Final Report Summary - DISCOVERY@LHC (Precision Parton Distributions for New Physics Discoveries at the Large Hadron Collider)
The Large Hadron Collider (LHC) is the most powerful particle accelerator ever build by mankind: in its 30 km long tunnel below Geneva in Switzerland, protons are accelerated to almost the speed of light and then collide. These high-energy collisions generate a state similar in terms of energy and temperature to what happened shortly after the Big Bang. In these extreme conditions, physicists study the laws of nature at the smallest distances ever probed, and try to answer some of the ultimate questions that man has always wondered about, like the origin of the universe, the nature of forces and the quest for the ultimate constituents of matter. With the recent discovery of a Higgs-like boson at the LHC, awarded with the 2013 Nobel Prize, particle physics has entered a new era. The main challenge now is to understand in detail the properties of this new particle, and in particular, to assess whether it is the boson that completes the Standard Model of particle physics or if, on the other hand, it has a different nature, for example, whether it is a fundamental or a composite scalar particle. In addition, the LHC will continue the search for even more exotic heavy particles at the highest energies ever probed, scrutinizing for new forces or extra dimensions.

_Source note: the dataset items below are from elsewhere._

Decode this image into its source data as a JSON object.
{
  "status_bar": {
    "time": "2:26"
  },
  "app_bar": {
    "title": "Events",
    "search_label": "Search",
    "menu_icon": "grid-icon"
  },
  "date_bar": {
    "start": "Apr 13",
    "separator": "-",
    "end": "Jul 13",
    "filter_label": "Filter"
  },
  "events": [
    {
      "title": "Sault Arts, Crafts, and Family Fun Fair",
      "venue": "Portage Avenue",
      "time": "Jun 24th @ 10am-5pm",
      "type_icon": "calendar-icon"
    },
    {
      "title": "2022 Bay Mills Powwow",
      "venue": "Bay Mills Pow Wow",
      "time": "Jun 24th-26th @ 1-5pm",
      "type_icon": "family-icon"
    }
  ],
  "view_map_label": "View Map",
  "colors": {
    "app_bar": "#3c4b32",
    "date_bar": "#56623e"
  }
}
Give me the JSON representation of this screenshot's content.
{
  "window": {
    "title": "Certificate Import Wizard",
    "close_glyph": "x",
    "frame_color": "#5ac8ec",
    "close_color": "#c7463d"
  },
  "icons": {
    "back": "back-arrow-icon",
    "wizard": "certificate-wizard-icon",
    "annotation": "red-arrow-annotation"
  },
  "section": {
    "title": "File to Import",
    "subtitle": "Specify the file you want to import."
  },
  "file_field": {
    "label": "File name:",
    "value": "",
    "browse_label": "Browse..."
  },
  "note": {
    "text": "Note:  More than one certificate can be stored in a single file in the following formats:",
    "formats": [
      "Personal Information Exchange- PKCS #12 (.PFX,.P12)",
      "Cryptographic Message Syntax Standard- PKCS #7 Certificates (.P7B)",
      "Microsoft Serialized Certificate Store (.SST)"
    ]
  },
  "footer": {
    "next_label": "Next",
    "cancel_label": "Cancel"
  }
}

It is therefore of utmost importance to provide extremely accurate theoretical predictions for the most relevant processes at the LHC, including Higgs production, as well as for a variety of new physics scenarios. Crucial ingredients of these predictions are Parton Distribution Functions (PDFs), which encode the dynamics determining how the proton’s energy is split among its constituents, quarks and gluons, in each LHC collision. PDFs are intrinsically non-perturbative, and thus need to be extracted from data. In the last years, the researcher developed a novel approach to PDF determination based on artificial neural networks, machine learning techniques and genetic algorithms, so that PDFs are “learnt” from the wide variety of experimental data without the need of imposing a prior theory, just as we know how to score a goal without the need of solving Newton’s equations of motion, and they “adapt” towards the physically more meaningful solution.
The goals of this project were to use the most updated experimental data from the LHC, together with the best theoretical information available, and with a modern robust statistical methodology, to impose stringent constraints and achieve extremely precise PDF determinations, which then could be used improve our prospects to better characterize the Higgs boson properties and to search for new heavy particles. The ultimate goal was to contribute to the full exploitation of the LHC potential to achieve the best possible experimental and theoretical precision in the determination of parton distributions and to make essential contributions to our understanding of the laws of nature at the TeV scale at the LHC.
During the length of this project (Sep 2011 - Aug 2013), several milestones towards a new generation of PDFs for LHC phenomenology were achieved. To begin with, in Summer 2012, the researcher published the Neural Network Parton Distribution Functions NNPDF2.3 parton set, which was the first (and still only up to date) public PDF set to include the direct constraints from LHC data. The use of the NNPDF sets by the LHC community has substantially increased during these period, and in particular, the NNPDF2.1 set was used for the theory predictions of the Higgs discovery papers by ATLAS and CMS. In August 2013, he presented the first NNPDF set with QED effects, including a first ever determination of the photon PDF from experimental data, which is a key ingredient for any calculation at the LHC including electroweak effects. In various studies, we showed for the first time the type of quantitative constraints on various PDFs that can be obtained from LHC data: isolated photons and top quark production for the gluon PDF, W production in association with charm quarks for the strange PDFs, and cross-section ratios between different center of mass energies for large-x parton distributions. The relevance of his research was also recognized by his appointment, in January 2012, as Affiliate Scientist of the CMS experiment, where he is one of the coordinators of the PDF4CMS forum and author of already five CMS publications, all of them providing key information for the determinations of parton distributions.
As an integral part of my fellowship, he took active part in several activities which aim to increase the public awareness of the crucial importance of science for society as a whole. For instance, he was one of the CERN moderators of the International Particle Physics Master-classes, where high school students learned how to analyze LHC data and interpret the results. As another example, I also gave public lectures to high school science students in Barcelona, to describe the research done at CERN and to motivate their interest in basic research.
In summary, the research project PIEF-GA-2010-272515, funded by a Marie Curie Intra-European Fellowship, has successfully achieved its main goal of providing a new generation of parton distributions for LHC phenomenology. As the LHC is now upgrading its energy to 13 TeV, these new sets of PDFs, and latter upgrades and improvements, will play a key role in the full exploitation of the LHC data at the new energy frontier.